The Mexican government has recently developed several protocols in order to incorporate new regulations for electronic operations into the Mexican legal system. As a matter of fact, the Federal Commerce Code, the Federal Civil Code, as well as the Federal Consumer Protection Law, were recently submitted to substantial modifications regarding the probative value of data messages, as well as the acceptance contained in agreements and contracts celebrated by electronic media.

In Mexico, the most important regulations regarding contracts law are the Federal Commerce Code and the Federal Civil Law. None of these Codes contained any provision in order to regulate operations celebrated by electronic media, such as electronic commerce.

In order to incorporate and regulate electronic commerce in the Mexican legal system, several amendments to contracts regulations were made. These amendments include the acceptance given by electronic media, products liability in purchases made by e-commerce, and, of course, the probative value of data messages.

When a document is used as evidence in a judicial or administrative procedure in Mexico, it has to fulfill with certain requirements in order to have enough probative value. For example, the contract filed before Court must be on its original version and it must contain the signature of both parties. The problem in case of data messages is that the existence of the document per se, would depend on the fact that one of the parties involved in an electronic transaction print such document, with the problem that no signature would appear, and that, therefore and according to the Mexican Legal System, formalities of contracts law would be missing.

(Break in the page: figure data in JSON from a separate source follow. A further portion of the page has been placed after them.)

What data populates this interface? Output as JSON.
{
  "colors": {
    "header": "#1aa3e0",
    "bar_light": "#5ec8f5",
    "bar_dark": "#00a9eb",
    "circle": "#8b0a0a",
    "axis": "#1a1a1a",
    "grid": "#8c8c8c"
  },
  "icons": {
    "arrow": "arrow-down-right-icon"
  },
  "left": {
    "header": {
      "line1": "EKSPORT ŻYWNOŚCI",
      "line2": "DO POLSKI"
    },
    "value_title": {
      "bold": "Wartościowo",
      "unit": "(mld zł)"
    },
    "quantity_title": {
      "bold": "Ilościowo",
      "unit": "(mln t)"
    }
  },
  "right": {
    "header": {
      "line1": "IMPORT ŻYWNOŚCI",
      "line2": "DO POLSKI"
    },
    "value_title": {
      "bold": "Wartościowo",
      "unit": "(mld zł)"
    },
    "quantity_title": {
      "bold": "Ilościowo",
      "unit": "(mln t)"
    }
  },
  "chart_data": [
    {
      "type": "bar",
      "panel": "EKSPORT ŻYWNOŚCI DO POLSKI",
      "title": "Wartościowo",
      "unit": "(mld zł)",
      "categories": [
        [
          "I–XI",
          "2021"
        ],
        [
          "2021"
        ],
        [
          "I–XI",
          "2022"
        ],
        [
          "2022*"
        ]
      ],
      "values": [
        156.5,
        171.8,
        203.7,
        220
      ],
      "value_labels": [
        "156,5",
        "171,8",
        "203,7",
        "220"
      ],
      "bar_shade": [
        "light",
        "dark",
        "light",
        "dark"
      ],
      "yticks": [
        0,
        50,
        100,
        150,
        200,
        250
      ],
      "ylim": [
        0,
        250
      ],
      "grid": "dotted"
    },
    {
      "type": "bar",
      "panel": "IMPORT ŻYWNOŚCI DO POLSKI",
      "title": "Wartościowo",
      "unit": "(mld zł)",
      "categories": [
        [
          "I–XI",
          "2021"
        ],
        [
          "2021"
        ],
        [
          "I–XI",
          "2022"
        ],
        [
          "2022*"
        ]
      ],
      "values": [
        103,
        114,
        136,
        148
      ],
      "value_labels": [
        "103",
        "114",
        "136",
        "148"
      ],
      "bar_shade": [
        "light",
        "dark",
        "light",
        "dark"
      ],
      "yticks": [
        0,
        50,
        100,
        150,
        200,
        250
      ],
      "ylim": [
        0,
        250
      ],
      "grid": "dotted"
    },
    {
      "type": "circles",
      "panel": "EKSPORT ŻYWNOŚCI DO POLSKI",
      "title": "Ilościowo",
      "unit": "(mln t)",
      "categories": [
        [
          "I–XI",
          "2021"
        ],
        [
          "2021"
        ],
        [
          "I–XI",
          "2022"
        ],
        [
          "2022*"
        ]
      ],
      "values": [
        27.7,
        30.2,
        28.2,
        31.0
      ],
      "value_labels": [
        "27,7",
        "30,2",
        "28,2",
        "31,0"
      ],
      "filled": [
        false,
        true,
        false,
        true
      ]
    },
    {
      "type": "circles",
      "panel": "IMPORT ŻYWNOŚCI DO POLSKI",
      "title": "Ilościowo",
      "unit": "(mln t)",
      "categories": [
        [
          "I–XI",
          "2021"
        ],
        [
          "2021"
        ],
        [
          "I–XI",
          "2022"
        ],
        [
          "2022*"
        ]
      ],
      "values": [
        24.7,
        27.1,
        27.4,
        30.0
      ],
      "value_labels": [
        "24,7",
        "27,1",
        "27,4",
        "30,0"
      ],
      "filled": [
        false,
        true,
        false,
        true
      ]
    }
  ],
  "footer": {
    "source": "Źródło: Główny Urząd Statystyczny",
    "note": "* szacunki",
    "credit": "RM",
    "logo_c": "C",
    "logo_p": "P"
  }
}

The Congress made several amendments to Mexican laws in order to clearly establish the rules under which data messages would have probative value in judicial procedures, but such rules are not enough for Mexican judges to apply the amendments made to our legal system in judicial procedures. At this moment, some precedents have been established by Courts of Appeal. Unfortunately, the interpretations made up to this moment are not clear enough and judges are not giving full probative value to data messages. The criteria followed are based on the fact that data messages do not contain the signature of the parties involved in an electronic transaction.

In the Congress a couple of initiatives for new amendments have been submitted but they lack of important elements, such as the regulation and incorporation of electronic signatures.

As a conclusion, I believe that, even though a big step was given by incorporating in our legal system provisions for the regulation of electronic transactions and data messages, it is necessary to include new amendments in our codes to validate electronic signature. At the same time, it is also necessary to update Mexican Courts in all issues related with electronic commerce. Without these actions, I believe it will be almost impossible to make an accurate and correct interpretation of law.